Report: Marketers See Benefits to Email Personalization and Segmentation
As marketers personalize and segment their email marketing campaigns, new research shows that email response rates are on the rise.
The Relevancy Group and OneSpot recently conducted “The Email Individualization Imperative” report to gauge how different strategies have been working for marketers utilizing email. The statistics showed that marketers had an average open rate of 28 percent for personalized promotional emails and newsletters in the second quarter of 2018. This is compared to 27 percent for the second quarter of 2017, and 25 percent for the second quarter of 2016.
In addition, the average click-through rate for these types of emails was 17 percent in Q2 2018. This is an increase from 16 percent in Q2 2017, and 14 percent in Q2 2016.

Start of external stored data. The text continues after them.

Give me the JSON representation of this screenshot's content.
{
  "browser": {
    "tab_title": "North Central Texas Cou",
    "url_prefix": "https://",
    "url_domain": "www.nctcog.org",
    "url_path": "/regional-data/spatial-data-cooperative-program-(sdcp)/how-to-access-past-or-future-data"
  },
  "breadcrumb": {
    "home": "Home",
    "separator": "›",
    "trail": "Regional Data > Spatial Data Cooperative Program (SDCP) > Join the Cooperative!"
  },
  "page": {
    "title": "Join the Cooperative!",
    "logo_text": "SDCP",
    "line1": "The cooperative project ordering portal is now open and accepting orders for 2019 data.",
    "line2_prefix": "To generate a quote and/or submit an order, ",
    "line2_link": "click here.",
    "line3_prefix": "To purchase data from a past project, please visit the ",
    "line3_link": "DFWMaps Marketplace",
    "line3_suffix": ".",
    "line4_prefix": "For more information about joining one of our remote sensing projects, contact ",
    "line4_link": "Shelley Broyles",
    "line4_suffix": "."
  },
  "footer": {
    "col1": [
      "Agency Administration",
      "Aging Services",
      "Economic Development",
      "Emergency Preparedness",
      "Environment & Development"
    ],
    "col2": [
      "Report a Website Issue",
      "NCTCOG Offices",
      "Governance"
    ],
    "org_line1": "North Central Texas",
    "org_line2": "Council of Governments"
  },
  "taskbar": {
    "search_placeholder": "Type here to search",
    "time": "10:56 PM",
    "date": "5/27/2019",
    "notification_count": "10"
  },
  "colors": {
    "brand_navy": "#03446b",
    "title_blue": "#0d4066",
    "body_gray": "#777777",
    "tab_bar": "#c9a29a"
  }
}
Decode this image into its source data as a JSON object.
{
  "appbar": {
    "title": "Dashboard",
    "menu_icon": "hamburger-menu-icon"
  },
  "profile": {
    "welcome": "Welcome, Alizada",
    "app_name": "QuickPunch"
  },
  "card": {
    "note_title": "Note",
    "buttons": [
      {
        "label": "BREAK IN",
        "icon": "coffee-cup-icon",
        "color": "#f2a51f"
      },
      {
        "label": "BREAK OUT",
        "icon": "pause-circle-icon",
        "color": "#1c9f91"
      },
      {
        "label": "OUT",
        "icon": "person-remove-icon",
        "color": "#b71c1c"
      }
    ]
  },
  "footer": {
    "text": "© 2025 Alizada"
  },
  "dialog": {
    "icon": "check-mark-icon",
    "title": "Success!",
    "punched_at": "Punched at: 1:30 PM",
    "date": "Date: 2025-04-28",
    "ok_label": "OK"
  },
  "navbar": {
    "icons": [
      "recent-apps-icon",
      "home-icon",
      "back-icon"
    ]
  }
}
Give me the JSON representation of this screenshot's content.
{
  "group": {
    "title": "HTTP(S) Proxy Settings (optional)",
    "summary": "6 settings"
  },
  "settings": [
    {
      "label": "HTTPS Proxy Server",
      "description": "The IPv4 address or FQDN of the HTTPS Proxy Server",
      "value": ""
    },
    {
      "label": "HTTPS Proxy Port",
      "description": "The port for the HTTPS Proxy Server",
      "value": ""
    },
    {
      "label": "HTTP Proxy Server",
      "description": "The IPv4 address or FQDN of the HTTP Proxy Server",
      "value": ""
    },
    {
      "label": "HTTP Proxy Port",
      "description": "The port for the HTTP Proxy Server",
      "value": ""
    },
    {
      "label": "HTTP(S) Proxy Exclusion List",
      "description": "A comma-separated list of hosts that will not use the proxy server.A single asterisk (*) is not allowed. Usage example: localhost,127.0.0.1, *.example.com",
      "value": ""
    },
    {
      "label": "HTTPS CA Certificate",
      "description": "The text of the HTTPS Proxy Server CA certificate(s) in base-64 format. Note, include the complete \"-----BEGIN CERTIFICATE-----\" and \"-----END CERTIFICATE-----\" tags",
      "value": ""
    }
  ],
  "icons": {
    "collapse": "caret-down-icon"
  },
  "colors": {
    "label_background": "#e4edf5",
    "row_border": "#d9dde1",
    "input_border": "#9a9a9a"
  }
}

The authors of the report credit increased adoption of personalization and segmentation for the upward trend.
“Until recently many senders have treated email as primarily a broadcast channel, loading lists and ‘blasting’ their most popular content to broad swaths of their audience,” wrote the authors of the report. “Some experienced great success with this broadcast approach, but many more learned that by segmenting their audience and then targeting these segments with messaging that was specifically relevant to each group, they could drive higher response rates, and recipients would tolerate a greater volume of overall messaging – a double bonus for senders.”
Personalized Subject Lines Yield More Email Marketing Success
Previous research indicates that personalizing subject lines can prove beneficial for marketers launching email marketing campaigns as well.
According to the “Subject Line Benchmarks: How Length and Personalization Impact Email Performance Across Message Type and Industry” report from Yes Lifecycle Marketing, personalized subject lines generated 50 percent higher open rates in Q2 2017, as well as 58 percent higher click-to-open rates. In addition, these emails saw 2.5 times the unique click rates, compared to subject lines without personalization.